Maine’s lobstermen will soon have to rethink how they catch the crustacean.
Chris Welch has been experimenting for months. Restrictive fishing quotas designed to protect herring, the preferred bait for lobster, have pushed him and other Maine lobstermen to various expediencies—less herring, different bait, different bait bags. Nothing is working well so far. Some lobstermen are stockpiling herring, expecting prices to rise during the summer.
Last year, Maine’s 4,500 lobstermen hauled in 54,000 tons of the critters, one of the highest landings in the state’s history. So important is lobster to Maine’s economy and self-image that the state offers a licence plate depicting the crustacean.

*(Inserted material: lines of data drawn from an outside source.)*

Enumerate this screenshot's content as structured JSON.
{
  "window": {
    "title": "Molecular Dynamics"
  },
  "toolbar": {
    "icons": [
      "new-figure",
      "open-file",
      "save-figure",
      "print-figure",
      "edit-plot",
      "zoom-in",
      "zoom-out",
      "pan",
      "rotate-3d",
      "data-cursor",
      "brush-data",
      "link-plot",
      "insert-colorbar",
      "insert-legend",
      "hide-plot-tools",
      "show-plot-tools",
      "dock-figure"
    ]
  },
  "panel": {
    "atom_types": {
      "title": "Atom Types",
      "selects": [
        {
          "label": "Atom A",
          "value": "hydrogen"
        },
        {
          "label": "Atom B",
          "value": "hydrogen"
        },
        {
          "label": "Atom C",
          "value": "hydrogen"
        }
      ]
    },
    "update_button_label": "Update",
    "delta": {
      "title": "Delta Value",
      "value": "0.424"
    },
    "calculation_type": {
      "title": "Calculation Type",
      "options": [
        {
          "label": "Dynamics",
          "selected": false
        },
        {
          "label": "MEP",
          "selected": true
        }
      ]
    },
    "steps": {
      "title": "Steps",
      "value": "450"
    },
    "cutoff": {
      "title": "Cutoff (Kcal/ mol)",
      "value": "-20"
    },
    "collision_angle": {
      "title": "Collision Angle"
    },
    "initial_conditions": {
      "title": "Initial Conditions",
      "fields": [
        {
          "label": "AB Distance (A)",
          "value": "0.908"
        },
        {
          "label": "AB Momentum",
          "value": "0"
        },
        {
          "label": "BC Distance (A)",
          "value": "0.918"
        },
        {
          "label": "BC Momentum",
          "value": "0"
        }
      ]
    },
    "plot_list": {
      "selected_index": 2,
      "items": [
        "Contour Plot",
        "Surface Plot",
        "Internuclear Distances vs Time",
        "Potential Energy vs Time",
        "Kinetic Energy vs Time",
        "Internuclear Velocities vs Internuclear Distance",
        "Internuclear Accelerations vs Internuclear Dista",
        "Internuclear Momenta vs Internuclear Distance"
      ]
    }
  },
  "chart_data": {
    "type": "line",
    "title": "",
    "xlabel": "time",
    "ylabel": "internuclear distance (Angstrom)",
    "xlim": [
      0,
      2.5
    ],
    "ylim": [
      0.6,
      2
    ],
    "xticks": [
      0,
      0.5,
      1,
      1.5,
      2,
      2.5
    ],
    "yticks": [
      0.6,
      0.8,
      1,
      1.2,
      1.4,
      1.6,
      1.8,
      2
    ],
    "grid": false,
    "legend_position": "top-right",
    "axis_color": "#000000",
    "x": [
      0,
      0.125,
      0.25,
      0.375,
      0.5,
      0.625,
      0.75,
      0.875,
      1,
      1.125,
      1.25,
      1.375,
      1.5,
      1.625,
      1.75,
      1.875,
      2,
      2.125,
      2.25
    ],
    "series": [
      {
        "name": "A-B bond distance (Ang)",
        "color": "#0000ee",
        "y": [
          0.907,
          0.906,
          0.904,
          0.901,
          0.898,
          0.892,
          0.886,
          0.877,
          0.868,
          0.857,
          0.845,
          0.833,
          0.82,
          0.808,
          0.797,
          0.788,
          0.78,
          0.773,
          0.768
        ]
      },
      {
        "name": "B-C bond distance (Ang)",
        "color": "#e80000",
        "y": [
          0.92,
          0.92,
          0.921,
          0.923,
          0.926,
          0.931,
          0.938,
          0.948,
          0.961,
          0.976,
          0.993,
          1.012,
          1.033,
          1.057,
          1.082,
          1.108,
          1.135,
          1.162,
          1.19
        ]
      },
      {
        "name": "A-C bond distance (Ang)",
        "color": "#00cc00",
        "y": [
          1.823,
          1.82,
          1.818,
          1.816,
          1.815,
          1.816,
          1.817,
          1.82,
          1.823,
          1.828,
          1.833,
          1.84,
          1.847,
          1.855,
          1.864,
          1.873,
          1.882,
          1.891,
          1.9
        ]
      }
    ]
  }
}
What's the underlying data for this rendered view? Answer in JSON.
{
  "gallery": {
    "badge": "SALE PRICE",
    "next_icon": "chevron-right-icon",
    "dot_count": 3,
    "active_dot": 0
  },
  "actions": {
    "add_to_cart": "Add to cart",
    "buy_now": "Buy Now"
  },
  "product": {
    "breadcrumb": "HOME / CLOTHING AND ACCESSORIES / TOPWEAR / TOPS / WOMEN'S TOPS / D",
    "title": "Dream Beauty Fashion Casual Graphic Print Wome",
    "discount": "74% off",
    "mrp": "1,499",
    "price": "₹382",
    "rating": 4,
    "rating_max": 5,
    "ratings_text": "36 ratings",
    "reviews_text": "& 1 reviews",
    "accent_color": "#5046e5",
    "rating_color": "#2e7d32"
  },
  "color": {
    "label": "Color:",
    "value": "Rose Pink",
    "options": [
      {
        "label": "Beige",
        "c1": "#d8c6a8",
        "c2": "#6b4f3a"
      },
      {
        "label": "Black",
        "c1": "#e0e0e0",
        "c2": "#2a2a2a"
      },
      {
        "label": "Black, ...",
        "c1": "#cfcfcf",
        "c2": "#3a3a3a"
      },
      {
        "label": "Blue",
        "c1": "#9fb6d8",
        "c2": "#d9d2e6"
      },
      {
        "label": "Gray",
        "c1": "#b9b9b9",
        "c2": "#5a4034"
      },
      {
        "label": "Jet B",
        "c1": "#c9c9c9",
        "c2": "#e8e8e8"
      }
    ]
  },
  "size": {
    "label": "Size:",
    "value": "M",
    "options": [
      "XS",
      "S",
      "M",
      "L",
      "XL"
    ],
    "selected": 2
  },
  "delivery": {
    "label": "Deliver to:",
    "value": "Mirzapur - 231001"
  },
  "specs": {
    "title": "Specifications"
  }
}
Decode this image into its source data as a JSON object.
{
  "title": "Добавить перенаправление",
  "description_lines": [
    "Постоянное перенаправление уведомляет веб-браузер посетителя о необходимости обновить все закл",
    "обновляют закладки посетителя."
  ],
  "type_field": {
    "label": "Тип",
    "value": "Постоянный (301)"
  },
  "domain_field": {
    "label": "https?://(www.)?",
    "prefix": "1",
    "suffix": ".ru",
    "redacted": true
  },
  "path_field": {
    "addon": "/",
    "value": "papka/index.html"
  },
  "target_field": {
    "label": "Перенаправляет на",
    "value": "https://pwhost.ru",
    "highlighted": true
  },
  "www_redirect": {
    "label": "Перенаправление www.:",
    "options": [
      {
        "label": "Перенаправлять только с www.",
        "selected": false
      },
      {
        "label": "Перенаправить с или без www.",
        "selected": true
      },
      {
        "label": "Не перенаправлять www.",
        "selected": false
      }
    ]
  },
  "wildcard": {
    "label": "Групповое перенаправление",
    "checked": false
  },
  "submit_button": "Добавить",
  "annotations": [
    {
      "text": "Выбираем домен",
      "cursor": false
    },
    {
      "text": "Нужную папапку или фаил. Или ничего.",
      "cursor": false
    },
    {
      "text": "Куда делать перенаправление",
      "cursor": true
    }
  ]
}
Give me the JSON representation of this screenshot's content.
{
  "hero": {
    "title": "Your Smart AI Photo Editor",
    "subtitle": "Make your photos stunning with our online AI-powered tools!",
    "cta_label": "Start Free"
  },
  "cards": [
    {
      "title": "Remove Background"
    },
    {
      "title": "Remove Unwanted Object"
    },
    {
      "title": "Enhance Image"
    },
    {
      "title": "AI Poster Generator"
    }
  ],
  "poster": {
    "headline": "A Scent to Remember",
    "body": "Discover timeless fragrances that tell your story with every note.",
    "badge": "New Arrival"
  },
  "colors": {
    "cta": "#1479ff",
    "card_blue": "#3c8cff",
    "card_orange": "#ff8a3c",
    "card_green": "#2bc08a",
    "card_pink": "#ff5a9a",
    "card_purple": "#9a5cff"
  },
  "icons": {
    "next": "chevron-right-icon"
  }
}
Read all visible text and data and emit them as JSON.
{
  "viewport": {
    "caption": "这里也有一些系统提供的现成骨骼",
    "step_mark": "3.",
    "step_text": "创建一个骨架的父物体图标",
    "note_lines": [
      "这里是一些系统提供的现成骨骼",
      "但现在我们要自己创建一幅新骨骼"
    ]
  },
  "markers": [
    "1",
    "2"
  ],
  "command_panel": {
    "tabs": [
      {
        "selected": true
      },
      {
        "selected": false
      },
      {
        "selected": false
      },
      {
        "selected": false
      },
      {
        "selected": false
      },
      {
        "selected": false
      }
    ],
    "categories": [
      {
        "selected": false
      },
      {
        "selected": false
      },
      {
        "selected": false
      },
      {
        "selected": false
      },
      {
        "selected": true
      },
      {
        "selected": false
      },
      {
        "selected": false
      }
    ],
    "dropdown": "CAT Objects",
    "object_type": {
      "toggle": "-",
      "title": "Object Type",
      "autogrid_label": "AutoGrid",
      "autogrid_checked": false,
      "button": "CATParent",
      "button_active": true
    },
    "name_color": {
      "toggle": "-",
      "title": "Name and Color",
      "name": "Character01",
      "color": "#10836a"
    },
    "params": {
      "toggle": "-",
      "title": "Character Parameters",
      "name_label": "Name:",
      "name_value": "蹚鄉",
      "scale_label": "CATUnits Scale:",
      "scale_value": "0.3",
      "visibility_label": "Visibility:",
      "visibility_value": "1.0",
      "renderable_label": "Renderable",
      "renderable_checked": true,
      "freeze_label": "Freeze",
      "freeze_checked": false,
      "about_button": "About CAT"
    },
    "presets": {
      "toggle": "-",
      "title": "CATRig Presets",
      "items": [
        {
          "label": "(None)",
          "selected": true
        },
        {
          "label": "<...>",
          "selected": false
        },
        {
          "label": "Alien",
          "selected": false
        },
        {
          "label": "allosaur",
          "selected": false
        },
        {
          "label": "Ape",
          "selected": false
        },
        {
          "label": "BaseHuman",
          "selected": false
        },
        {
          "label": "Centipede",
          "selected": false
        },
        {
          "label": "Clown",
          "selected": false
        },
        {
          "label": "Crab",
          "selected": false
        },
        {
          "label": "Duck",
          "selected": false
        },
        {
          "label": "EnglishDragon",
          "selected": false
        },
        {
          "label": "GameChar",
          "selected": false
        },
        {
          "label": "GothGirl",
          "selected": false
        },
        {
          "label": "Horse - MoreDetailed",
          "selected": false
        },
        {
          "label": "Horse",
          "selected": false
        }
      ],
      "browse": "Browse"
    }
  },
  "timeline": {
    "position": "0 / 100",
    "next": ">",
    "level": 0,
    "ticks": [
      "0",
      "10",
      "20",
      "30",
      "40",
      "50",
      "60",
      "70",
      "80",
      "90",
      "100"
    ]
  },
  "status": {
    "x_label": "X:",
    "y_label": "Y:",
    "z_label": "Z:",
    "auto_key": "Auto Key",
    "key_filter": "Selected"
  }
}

Demand remains strong, says John Sackton, an analyst and publisher of Seafood News. Furthermore, the dish isn’t just for posh restaurants and New England lobster shacks any more. McDonald’s, a fast-food chain, offers lobster rolls. But this season has been stormy.
The bait shortage is only one problem. In 2017, the European Union lifted the 8% tariff on Canadian lobster while keeping it for the American version. Last year, China imposed 25% tariffs on American goods, including lobster. “We lost 80% of our business in mainline China and saw 50% of EU sales erode,” says Tom Adams of Maine Coast, one of the largest live-lobster shippers.
For more than 200 years, Maine’s lobstermen have used baited traps, also known as pots, to snare lobsters crawling on the ocean floor. Lines connect the traps to buoys on the water surface. Yet scientists say that these lines have trapped and killed North Atlantic right whales, an endangered species. As a result, Maine must cut the number of lines by 50% to adhere to new federal regulations designed to save the mammal.
How this will be achieved has yet to be determined. One possibility is to insist that many traps are attached to a single line—something that is easier for big boats to handle. Ropeless options, meanwhile, are expensive and time consuming. A collapsible buoy that could inflate itself using compressed air might work better.
Patrice McCarron, founder of the Maine Lobstermen’s Association, an advocacy group, says she has not witnessed such a tumultuous year in her 20 years in the industry. As for Welch, whose grandfather was also a lobsterman and who has been fishing since he was 14, he is not sure that the industry as he knows it will exist for his son. That is often the fisherman’s lament.